I judged that in the case of treatises which, like these, had been issued without consideration of logical sequence it was best to disregard the time-order.

Apollodorus, the Athenian, edited in ten volumes the collected works of Epicharmus, the comedy writer; Andronicus, the Peripatetic, classified the works of Aristotle and of Theophrastus according to subject, bringing together the discussions of related topics: I have adopted a similar plan.

I had fifty-four treatises before me: I divided them into six sets of nine, an arrangement which pleased me by the happy combination of the perfect number six with the nines: to each such ennead I assigned matter of one general nature, leading off with the themes presenting the least difficulty.
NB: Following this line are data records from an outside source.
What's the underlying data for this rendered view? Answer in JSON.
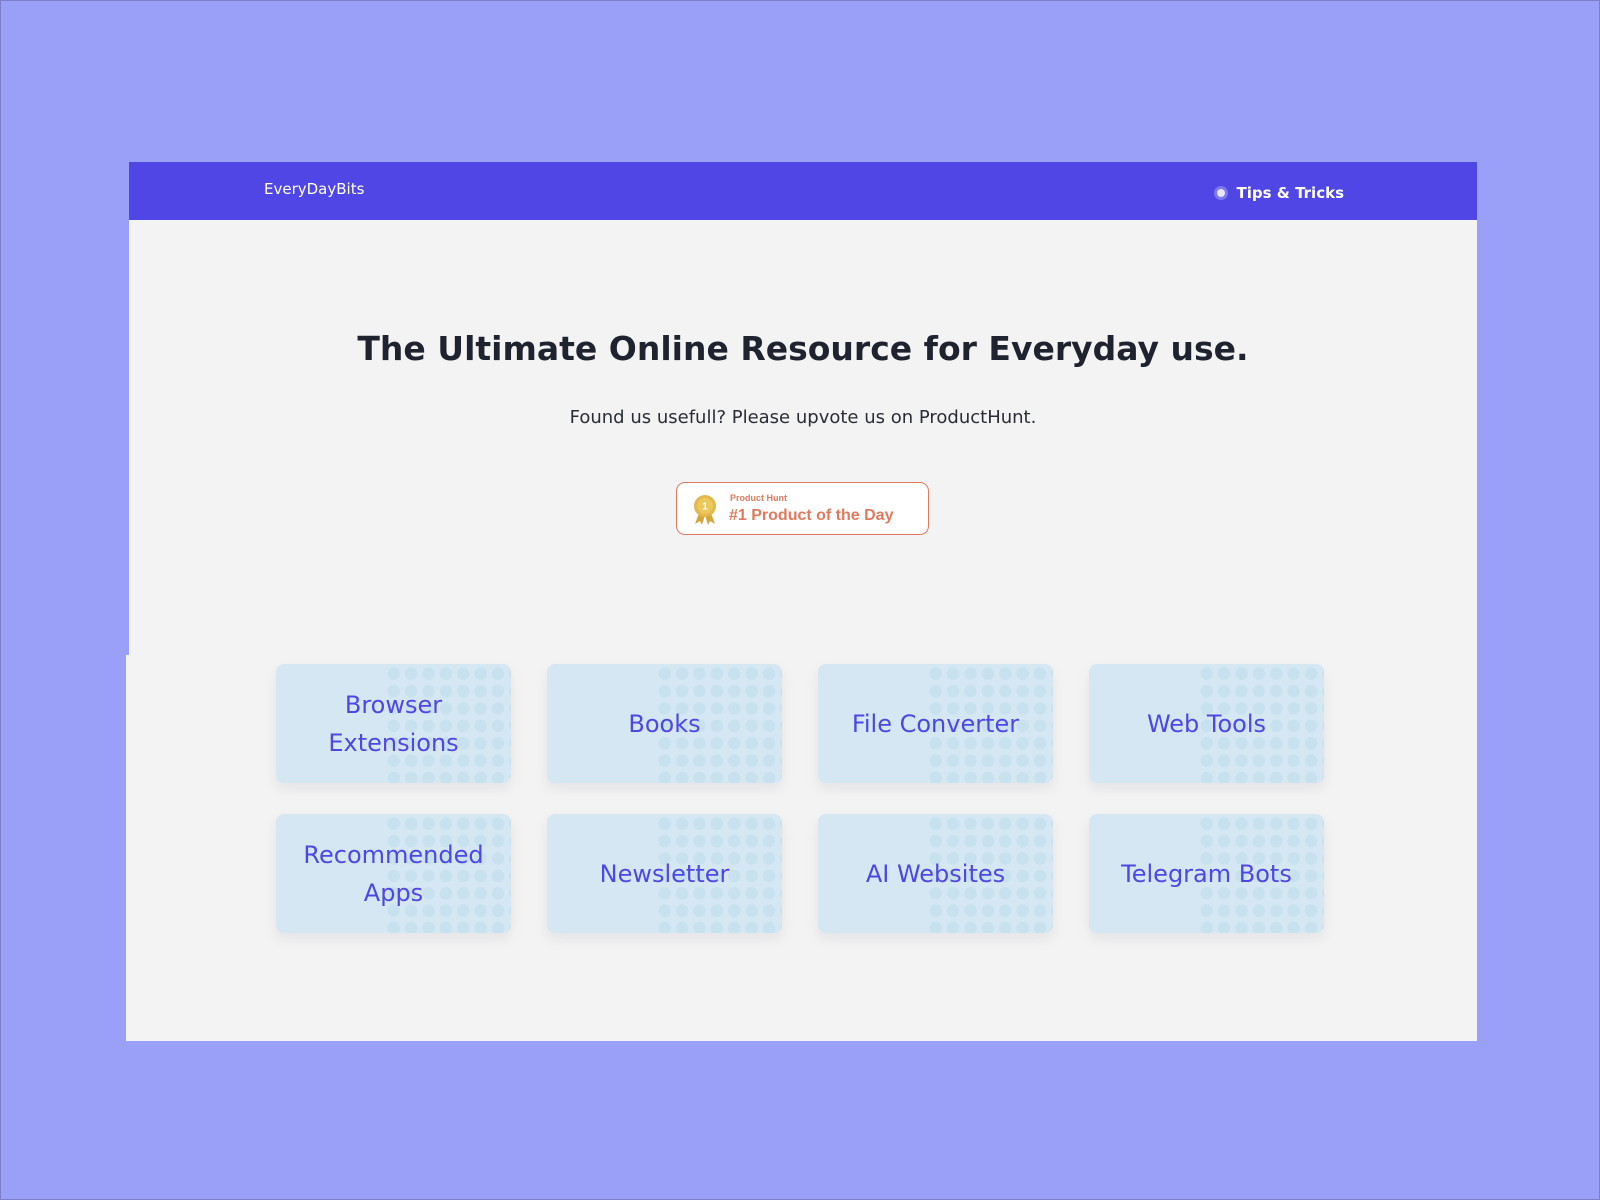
{
  "header": {
    "brand": "EveryDayBits",
    "nav_link": "Tips & Tricks"
  },
  "hero": {
    "title": "The Ultimate Online Resource for Everyday use.",
    "subtitle": "Found us usefull? Please upvote us on ProductHunt."
  },
  "product_hunt_badge": {
    "small_text": "Product Hunt",
    "big_text": "#1 Product of the Day",
    "medal_number": "1"
  },
  "categories": [
    {
      "label": "Browser Extensions"
    },
    {
      "label": "Books"
    },
    {
      "label": "File Converter"
    },
    {
      "label": "Web Tools"
    },
    {
      "label": "Recommended Apps"
    },
    {
      "label": "Newsletter"
    },
    {
      "label": "AI Websites"
    },
    {
      "label": "Telegram Bots"
    }
  ],
  "colors": {
    "page_background": "#9aa0f7",
    "navbar": "#4f46e5",
    "card_background": "#d5e7f3",
    "card_text": "#4f46e5",
    "badge_accent": "#e07a5f",
    "medal_gold": "#e2b94a"
  }
}
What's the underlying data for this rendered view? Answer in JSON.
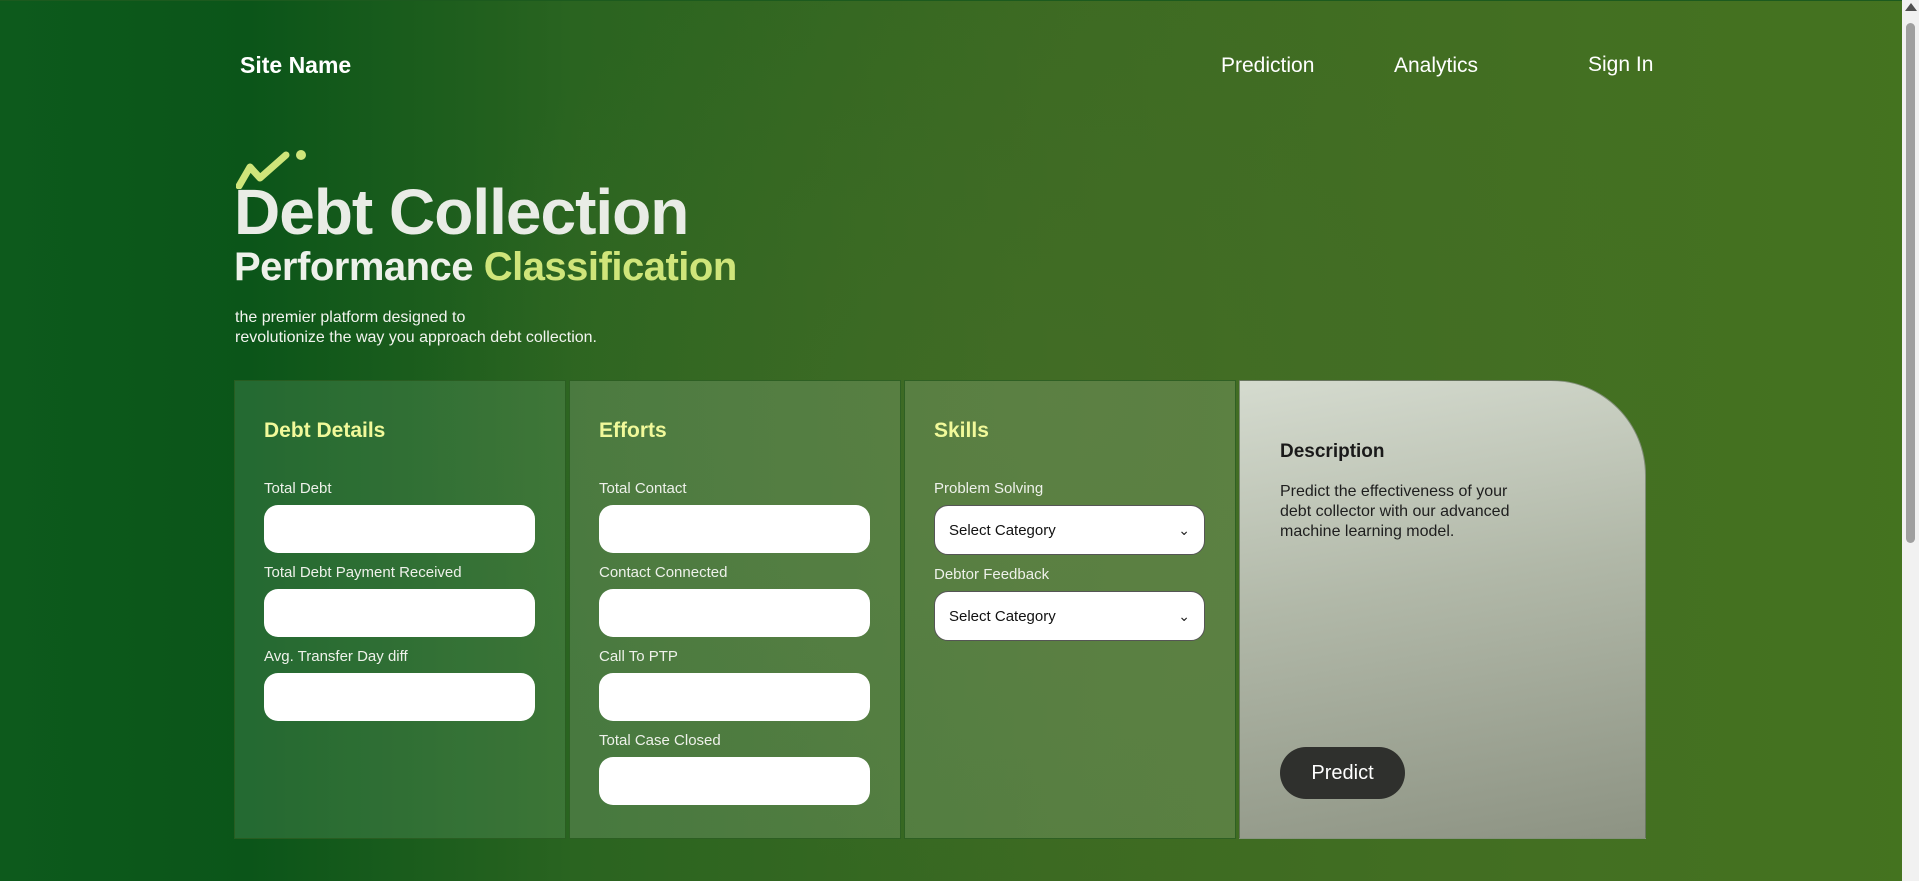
{
  "nav": {
    "site_name": "Site Name",
    "links": [
      "Prediction",
      "Analytics",
      "Sign In"
    ]
  },
  "hero": {
    "title": "Debt Collection",
    "subtitle_main": "Performance",
    "subtitle_accent": "Classification",
    "tagline_line1": "the premier platform designed to",
    "tagline_line2": "revolutionize the way you approach debt collection."
  },
  "panels": {
    "debt_details": {
      "title": "Debt Details",
      "fields": [
        "Total Debt",
        "Total Debt Payment Received",
        "Avg. Transfer Day diff"
      ]
    },
    "efforts": {
      "title": "Efforts",
      "fields": [
        "Total Contact",
        "Contact Connected",
        "Call To PTP",
        "Total Case Closed"
      ]
    },
    "skills": {
      "title": "Skills",
      "fields": [
        {
          "label": "Problem Solving",
          "selected": "Select Category"
        },
        {
          "label": "Debtor Feedback",
          "selected": "Select Category"
        }
      ]
    },
    "description": {
      "title": "Description",
      "text": "Predict the effectiveness of your debt collector with our advanced machine learning model.",
      "button": "Predict"
    }
  },
  "colors": {
    "accent": "#cfe57a",
    "panel_title": "#f1f99a",
    "button": "#2f302d"
  }
}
The First Ennead, on this method, contains the treatises of a more ethical tendency:—

1. On the Animate and the Man.
2. On the Virtues.
3. On Dialectic.
4. On Happiness.
5. Whether Happiness depends on Extension of Time.
6. On Beauty.
7. On the Primal Good and Secondary forms of Good.
8. On Evil.
9. On the Reasoned Withdrawal from Life.

The Second Ennead, following the more strictly ethical First, is physical, containing the disquisitions on the world and all that belongs to the world:—

1. On the World.
2. On the Circular Movement.
3. On the Stars.
4. On the Two Orders of Matter.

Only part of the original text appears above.